Simon Willison’s Weblog: Everything I’ve learned so far about running local LLMs

Source URL: https://simonwillison.net/2024/Nov/10/running-llms/#atom-everything
Source: Simon Willison’s Weblog
Title: Everything I’ve learned so far about running local LLMs

Feedly Summary: Everything I’ve learned so far about running local LLMs
Chris Wellons shares detailed notes on his experience running local LLMs on Windows – though most of these tips apply to other operating systems as well.
This is great, there’s a ton of detail here and the root recommendations are very solid: Use llama-server from llama.cpp and try ~8B models first (Chris likes Llama 3.1 8B Instruct at Q4_K_M as a first model), anything over 10B probably won’t run well on a CPU so you’ll need to consider your available GPU VRAM.
This is neat:

Just for fun, I ported llama.cpp to Windows XP and ran a 360M model on a 2008-era laptop. It was magical to load that old laptop with technology that, at the time it was new, would have been worth billions of dollars.

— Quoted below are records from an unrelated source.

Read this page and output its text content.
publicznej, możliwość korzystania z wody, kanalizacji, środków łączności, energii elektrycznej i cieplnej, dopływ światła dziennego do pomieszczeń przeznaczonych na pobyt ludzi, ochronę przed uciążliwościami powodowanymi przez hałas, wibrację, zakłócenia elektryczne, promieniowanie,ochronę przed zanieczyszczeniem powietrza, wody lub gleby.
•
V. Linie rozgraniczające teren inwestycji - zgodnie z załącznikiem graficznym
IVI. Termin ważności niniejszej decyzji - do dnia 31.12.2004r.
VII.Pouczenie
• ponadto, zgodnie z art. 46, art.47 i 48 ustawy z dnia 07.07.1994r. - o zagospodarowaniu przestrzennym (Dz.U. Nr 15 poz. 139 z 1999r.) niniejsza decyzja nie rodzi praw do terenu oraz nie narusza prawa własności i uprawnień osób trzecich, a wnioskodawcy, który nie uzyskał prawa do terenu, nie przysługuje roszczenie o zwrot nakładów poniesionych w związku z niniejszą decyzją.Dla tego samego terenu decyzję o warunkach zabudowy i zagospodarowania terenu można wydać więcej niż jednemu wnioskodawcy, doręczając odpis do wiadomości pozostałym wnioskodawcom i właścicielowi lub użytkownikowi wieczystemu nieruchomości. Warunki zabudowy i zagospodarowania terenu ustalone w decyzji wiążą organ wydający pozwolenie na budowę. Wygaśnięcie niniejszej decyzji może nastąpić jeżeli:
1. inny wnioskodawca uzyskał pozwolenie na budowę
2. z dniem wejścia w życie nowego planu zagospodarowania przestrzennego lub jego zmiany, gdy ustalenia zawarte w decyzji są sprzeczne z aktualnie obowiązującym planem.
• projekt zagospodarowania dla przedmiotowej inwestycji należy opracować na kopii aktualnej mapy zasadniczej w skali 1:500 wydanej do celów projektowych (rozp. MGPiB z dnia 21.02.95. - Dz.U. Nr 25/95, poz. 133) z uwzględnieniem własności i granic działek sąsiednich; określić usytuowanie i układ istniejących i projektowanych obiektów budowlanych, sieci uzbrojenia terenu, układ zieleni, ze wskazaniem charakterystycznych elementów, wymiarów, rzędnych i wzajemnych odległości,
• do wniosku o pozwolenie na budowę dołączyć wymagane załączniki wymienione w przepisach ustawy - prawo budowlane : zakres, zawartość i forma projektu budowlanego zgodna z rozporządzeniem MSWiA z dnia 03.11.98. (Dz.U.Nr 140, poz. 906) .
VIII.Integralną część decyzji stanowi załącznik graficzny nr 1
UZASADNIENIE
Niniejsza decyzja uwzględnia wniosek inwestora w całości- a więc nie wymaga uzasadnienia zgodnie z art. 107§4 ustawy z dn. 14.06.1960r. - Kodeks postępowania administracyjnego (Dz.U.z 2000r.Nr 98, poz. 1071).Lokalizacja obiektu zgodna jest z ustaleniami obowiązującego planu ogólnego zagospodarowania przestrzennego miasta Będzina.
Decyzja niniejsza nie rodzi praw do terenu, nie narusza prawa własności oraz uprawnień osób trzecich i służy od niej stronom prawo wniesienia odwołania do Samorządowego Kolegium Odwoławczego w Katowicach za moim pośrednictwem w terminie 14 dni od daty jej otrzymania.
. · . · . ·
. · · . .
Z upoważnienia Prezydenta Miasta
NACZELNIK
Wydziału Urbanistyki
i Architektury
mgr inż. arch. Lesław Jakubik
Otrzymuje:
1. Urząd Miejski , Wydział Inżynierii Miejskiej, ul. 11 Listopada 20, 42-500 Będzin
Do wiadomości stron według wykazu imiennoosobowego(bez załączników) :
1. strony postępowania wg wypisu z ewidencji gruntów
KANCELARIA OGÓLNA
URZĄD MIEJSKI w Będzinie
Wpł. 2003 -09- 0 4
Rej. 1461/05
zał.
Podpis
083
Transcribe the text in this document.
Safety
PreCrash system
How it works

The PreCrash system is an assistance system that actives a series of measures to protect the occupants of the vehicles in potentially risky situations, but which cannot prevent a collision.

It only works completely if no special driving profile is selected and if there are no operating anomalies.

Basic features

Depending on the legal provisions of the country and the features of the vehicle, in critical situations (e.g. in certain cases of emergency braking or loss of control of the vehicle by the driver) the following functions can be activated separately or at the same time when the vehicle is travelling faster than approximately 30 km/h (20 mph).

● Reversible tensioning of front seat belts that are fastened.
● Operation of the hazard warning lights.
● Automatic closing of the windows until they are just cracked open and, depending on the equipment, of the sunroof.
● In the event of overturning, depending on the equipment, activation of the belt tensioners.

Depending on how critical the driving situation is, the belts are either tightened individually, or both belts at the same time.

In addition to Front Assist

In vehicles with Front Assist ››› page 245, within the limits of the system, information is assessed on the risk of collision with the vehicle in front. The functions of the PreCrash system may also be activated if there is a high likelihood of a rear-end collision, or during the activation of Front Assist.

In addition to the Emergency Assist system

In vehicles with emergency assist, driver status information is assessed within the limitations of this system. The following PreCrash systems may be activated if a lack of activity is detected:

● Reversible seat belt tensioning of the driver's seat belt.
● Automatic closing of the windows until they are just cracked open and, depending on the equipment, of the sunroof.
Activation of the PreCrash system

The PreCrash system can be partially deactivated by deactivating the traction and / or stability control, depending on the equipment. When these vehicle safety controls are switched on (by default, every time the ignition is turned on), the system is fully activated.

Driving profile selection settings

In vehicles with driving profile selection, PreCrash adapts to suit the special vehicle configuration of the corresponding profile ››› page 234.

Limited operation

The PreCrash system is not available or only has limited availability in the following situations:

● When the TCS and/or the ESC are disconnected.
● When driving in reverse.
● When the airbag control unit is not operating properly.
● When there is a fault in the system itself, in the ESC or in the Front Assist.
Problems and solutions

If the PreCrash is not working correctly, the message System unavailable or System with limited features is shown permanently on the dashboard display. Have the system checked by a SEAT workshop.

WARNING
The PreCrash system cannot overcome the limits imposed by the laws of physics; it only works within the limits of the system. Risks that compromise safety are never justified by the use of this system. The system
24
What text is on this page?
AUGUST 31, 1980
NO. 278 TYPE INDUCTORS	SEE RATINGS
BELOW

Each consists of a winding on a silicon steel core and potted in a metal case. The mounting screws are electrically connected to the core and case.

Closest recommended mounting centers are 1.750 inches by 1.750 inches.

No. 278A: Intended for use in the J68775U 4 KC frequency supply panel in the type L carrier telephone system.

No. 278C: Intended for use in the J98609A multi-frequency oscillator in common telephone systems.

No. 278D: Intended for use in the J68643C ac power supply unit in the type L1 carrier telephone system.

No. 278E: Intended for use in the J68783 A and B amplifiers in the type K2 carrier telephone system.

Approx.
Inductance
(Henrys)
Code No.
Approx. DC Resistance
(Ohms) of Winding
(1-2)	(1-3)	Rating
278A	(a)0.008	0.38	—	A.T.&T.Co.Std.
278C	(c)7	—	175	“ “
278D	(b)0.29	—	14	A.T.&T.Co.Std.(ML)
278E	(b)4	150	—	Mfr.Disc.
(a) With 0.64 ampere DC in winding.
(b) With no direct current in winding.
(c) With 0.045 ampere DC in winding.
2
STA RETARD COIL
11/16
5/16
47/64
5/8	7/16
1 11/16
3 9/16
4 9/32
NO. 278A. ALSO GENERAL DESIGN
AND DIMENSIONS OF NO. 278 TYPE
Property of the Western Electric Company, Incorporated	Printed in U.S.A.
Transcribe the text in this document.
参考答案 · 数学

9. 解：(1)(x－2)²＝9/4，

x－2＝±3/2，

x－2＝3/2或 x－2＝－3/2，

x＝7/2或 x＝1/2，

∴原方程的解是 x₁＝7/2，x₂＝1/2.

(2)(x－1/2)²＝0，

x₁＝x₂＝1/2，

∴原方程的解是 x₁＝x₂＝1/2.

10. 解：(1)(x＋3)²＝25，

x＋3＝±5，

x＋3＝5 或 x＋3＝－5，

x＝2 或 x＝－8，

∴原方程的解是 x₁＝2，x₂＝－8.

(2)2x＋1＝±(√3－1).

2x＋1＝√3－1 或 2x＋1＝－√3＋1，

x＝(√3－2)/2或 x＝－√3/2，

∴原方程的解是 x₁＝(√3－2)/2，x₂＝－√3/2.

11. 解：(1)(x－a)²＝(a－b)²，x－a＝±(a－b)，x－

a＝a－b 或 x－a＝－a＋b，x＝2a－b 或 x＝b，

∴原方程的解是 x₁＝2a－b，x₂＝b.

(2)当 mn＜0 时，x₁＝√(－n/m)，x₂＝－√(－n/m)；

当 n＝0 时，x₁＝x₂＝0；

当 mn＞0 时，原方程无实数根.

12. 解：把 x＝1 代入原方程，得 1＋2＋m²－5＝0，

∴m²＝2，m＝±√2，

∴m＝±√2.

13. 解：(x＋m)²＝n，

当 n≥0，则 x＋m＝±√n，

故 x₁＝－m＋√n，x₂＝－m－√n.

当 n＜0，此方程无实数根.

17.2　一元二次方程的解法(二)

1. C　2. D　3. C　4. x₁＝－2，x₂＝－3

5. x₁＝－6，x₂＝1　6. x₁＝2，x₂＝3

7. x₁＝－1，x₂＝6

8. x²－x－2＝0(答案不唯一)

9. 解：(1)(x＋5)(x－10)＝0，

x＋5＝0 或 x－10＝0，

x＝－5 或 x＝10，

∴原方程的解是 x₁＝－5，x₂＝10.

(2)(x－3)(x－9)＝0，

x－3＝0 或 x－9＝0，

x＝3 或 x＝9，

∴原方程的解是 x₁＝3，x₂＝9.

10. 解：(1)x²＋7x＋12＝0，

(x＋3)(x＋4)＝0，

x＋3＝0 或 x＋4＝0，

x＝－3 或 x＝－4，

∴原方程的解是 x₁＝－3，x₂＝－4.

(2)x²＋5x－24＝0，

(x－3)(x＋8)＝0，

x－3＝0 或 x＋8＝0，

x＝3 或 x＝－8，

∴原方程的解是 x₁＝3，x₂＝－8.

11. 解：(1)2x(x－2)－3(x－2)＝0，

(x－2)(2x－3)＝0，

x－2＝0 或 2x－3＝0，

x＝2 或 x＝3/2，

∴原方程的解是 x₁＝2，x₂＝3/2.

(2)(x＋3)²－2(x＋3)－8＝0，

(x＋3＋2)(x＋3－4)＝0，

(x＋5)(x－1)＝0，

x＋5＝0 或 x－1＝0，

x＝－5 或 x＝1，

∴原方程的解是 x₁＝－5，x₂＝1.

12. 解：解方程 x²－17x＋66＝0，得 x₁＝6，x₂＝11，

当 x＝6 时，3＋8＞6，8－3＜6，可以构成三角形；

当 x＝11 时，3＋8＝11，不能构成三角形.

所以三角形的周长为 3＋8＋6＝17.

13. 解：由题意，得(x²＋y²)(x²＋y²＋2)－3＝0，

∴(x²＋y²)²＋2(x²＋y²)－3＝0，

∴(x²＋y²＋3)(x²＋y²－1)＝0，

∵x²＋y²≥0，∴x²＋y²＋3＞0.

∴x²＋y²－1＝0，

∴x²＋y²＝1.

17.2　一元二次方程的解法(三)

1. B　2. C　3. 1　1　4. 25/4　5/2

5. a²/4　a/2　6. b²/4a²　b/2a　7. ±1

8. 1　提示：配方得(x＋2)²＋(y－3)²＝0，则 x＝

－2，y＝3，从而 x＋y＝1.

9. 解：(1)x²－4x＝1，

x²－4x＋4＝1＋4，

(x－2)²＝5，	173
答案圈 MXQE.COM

I need to spend more time with Chris’s favourite models, Mistral-Nemo-2407 (12B) and Qwen2.5-14B/72B.
Chris also built illume, a Go CLI tool for interacting with models that looks similar to my own LLM project.
Via lobste.rs
Tags: windows, generative-ai, go, ai, edge-llms, llms

AI Summary and Description: Yes

Summary: The text discusses insights on running local large language models (LLMs) on Windows, including practical recommendations for selecting models and considerations regarding hardware limitations. This information is particularly pertinent for professionals involved in generative AI and LLM security.

Detailed Description: The text provides an overview of Chris Wellons’ experiences and recommendations for running local LLMs, especially on Windows systems, although many tips are also applicable to other operating systems. Key points include:

– **Model Recommendations**:
– Users are encouraged to start with smaller models, particularly the Llama 3.1 8B Instruct, which is recommended for its efficiency on local systems.
– Attention is drawn to the performance limitations of large models (over 10B) when run on CPUs, highlighting the need for adequate hardware resources, such as sufficient GPU VRAM.

– **Creative Experimentation**:
– Chris shares an anecdote about successfully running a 360M model on a 2008 laptop by porting llama.cpp to Windows XP, illustrating the potential for innovation with older technology.

– **Additional Models**:
– Chris mentions interest in exploring other models like Mistral-Nemo-2407 (12B) and Qwen2.5 (14B/72B), suggesting a landscape of available models for diverse applications.

– **Tool Development**:
– He developed ‘illume,’ a Go CLI tool for model interactions, which reflects ongoing development and collaboration within the LLM community.

This text highlights practical considerations in generative AI, particularly relevant for AI security, LLM security, and general information security as it pertains to the infrastructure used for handling such systems. The insights may guide professionals in optimizing their environments for effective and secure AI model usage.

Overall, the integration of LLMs into various environments and the appropriate utilization of hardware emphasizes the need for security considerations during implementation and operation.